Fri. Nov 15th, 2024
Best to gather data before gambling

Lem Bingley

In his talk he recalled how a professor at university had cautioned him on the value of predictions. “Replace the word ‘forecast’ with the word ‘gamble’ and you’ll think about it very differently,” Robertson told delegates.

That sage advice sprang back to mind recently as a result of the disastrous mini-Budget (p18). As many have observed over the past couple of weeks, chancellor Kwasi Kwarteng provoked such a massively negative reaction from the markets not entirely because of the actual policies outlined in his blue pamphlet, but because he sidelined the Office for Budget Responsibility (OBR).

In dismissing the OBR’s diligent calculations, Kwarteng threw away the fig leaf offered by their forecasts. He was revealed as a naked gambler, and the result was great alarm.

The current economic situation also makes it plain that our own notions about what will happen in our businesses are also largely gambles and guesses. How many firms working in property had a war in Ukraine, high inflation, a plummeting pound, the prospect of Liz Truss as PM and a fast-vanishing mortgage market in their thinking for 2022? Not many, I’d wager.

But despite the knowledge that forecasts are subject to the whims of fate, we cannot simply give up and stop making plans. All of us have to do our best to shape our destinies, rather than let circumstances carry us along like leaves in the wind.

Which reminds me of another automotive encounter, with Jean-Philippe Hermine, who was director of environmental strategy at Renault when I met him about a decade ago.

Hermine cited the common observation that you can’t manage what you don’t measure, but chose – perhaps in line with his native French grammar – to say it the other way around: what you’re not measuring, you’re not managing.

Tasked with cutting Renault’s environmental impact, he had focused on the importance of gathering hard data to fuel better decisions – and better forecasts “because there is no progress if you don’t know what waste you have, or where it is”. At the time, most car makers were not looking at all closely at what went in their skips. Hermine’s project to count up the cost of waste proved highly illuminating, and led to huge change in the way the firm ran its global factories.

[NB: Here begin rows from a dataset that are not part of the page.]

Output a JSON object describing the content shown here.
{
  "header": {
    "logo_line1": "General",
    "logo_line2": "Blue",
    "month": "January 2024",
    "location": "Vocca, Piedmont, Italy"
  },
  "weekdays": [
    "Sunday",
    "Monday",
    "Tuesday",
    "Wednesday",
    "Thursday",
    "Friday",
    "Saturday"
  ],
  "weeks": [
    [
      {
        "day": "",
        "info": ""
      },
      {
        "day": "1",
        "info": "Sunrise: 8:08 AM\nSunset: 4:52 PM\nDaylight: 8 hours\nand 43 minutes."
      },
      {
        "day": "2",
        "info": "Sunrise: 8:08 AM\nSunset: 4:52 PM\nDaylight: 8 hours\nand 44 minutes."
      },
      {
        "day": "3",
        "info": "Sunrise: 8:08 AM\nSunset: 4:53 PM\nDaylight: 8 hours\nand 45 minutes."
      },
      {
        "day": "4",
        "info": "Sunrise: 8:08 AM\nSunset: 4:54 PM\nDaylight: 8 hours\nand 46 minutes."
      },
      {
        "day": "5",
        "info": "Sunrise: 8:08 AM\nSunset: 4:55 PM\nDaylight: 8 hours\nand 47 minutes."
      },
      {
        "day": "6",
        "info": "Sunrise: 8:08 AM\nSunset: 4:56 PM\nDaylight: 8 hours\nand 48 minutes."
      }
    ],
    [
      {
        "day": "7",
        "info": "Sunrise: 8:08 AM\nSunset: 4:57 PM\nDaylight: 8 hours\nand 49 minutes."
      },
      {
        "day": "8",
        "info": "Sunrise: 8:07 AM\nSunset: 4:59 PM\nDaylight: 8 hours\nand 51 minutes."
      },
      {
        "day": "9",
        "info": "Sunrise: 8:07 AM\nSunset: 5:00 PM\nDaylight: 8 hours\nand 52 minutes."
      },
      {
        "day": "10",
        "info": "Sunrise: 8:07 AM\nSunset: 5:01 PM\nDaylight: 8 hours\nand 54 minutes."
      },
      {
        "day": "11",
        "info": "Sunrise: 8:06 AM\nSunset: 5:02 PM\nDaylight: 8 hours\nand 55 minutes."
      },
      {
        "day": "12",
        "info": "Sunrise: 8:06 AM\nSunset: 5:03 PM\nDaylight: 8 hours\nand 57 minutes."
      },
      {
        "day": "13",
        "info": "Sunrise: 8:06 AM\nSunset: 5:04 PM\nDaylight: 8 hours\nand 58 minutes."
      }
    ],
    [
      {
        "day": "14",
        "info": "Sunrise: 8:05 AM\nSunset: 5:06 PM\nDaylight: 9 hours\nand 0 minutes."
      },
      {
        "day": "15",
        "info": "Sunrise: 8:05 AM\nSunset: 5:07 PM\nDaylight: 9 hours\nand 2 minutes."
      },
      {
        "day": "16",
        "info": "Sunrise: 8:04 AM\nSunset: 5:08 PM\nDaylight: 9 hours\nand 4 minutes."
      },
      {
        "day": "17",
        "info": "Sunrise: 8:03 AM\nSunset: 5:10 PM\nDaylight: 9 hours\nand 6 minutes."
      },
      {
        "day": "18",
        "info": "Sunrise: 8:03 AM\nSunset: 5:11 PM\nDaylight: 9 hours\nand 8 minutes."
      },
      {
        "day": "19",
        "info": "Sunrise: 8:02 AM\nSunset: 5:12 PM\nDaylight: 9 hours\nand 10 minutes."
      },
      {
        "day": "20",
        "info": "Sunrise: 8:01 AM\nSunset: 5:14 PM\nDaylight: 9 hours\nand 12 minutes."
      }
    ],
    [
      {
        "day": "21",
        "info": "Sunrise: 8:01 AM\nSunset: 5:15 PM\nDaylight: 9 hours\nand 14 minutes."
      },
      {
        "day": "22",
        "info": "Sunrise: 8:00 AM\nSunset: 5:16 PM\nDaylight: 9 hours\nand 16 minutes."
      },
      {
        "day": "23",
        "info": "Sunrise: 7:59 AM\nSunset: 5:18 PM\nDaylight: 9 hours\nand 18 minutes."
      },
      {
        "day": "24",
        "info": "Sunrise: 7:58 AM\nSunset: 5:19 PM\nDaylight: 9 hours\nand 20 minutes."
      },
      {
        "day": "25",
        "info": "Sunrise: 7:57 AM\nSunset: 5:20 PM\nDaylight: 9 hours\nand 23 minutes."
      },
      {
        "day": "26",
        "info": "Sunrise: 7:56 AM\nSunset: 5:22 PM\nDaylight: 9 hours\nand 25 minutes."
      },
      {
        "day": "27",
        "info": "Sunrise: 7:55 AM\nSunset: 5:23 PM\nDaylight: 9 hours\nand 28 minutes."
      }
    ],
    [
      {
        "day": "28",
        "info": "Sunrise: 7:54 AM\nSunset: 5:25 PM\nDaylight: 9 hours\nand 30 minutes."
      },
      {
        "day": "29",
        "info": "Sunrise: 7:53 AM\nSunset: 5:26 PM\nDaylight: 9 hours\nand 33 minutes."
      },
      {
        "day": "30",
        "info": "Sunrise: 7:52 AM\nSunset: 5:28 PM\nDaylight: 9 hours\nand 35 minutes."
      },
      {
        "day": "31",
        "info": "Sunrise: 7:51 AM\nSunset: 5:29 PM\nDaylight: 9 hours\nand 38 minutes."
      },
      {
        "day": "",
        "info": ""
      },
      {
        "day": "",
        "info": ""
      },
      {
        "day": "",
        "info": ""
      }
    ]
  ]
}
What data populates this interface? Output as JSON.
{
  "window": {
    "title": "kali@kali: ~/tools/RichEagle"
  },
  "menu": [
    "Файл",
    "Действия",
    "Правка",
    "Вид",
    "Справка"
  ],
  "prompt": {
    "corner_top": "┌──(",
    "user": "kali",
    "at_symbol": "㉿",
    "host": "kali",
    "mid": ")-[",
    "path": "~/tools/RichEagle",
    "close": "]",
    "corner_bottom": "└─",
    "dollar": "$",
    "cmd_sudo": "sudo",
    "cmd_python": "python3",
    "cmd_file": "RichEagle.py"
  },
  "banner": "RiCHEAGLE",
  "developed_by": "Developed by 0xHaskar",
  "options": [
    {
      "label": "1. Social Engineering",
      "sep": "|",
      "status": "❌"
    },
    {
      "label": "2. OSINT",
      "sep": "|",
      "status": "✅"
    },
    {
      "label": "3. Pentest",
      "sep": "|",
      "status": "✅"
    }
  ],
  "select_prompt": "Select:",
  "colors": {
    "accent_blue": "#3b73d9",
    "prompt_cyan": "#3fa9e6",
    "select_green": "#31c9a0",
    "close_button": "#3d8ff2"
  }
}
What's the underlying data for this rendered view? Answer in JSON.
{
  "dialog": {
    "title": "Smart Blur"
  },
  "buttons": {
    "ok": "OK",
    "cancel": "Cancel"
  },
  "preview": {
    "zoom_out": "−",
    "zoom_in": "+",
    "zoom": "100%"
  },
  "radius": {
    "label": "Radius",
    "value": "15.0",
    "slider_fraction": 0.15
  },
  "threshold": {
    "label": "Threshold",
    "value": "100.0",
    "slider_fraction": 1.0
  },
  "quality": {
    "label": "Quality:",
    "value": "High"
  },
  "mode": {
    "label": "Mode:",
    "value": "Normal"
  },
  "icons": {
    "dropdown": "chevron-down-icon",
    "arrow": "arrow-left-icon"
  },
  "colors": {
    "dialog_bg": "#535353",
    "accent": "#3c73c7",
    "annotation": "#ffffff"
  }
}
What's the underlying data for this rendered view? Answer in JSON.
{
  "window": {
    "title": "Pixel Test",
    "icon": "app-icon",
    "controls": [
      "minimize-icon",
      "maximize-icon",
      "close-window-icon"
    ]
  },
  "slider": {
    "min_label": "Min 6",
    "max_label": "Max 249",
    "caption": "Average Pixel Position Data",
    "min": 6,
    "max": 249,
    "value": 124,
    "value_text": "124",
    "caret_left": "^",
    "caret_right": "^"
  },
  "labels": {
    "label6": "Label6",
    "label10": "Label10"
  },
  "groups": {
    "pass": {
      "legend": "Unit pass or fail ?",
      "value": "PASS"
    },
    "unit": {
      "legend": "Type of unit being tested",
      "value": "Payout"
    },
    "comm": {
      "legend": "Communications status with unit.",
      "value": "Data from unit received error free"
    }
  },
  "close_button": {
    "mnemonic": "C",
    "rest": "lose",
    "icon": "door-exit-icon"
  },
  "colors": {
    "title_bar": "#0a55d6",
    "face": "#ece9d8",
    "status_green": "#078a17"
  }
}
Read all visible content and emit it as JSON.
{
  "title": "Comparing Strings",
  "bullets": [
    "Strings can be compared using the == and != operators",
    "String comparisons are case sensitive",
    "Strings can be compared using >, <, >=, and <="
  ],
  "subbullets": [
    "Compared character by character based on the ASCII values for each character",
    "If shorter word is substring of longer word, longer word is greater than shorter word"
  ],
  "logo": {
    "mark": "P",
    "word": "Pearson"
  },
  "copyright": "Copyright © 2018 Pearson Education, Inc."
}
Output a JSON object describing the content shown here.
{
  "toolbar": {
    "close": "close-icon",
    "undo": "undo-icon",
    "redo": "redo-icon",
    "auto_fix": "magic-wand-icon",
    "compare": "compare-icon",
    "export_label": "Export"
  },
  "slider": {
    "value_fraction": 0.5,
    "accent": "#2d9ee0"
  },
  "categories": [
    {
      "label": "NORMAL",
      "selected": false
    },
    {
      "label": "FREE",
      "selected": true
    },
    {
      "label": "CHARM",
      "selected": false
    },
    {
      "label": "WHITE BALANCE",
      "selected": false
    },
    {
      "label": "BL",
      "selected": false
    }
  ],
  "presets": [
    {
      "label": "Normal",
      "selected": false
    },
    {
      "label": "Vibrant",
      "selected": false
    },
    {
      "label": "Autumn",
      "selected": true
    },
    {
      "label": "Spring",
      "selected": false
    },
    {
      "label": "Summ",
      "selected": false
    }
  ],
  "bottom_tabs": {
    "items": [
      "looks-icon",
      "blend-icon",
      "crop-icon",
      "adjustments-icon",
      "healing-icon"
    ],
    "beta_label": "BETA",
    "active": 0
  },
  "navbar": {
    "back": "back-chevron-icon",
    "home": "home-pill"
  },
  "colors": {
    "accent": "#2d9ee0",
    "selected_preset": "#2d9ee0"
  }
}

The same lack of attention to waste is still pretty prevalent in the construction sector today. And property managers still find themselves lacking in all sorts of critical business data, such as office occupancy rates pre- and post-pandemic.

The lesson in all this is that forecasting remains, essentially, an impossible task. We are all gamblers when we make business plans.

But there is a difference between the reckless gambler who throws his chips down and hopes to bluff a victory and the gambler who studies the odds, looks carefully for signs of weakness and strength and makes a measured decision.

Information is the difference between the two ways of making a bet – as Kwarteng really ought to have known. 

So as we all square up to a future of increasing uncertainty, with so much around us described as unprecedented and unforeseen, we should assess where we stand on the spectrum.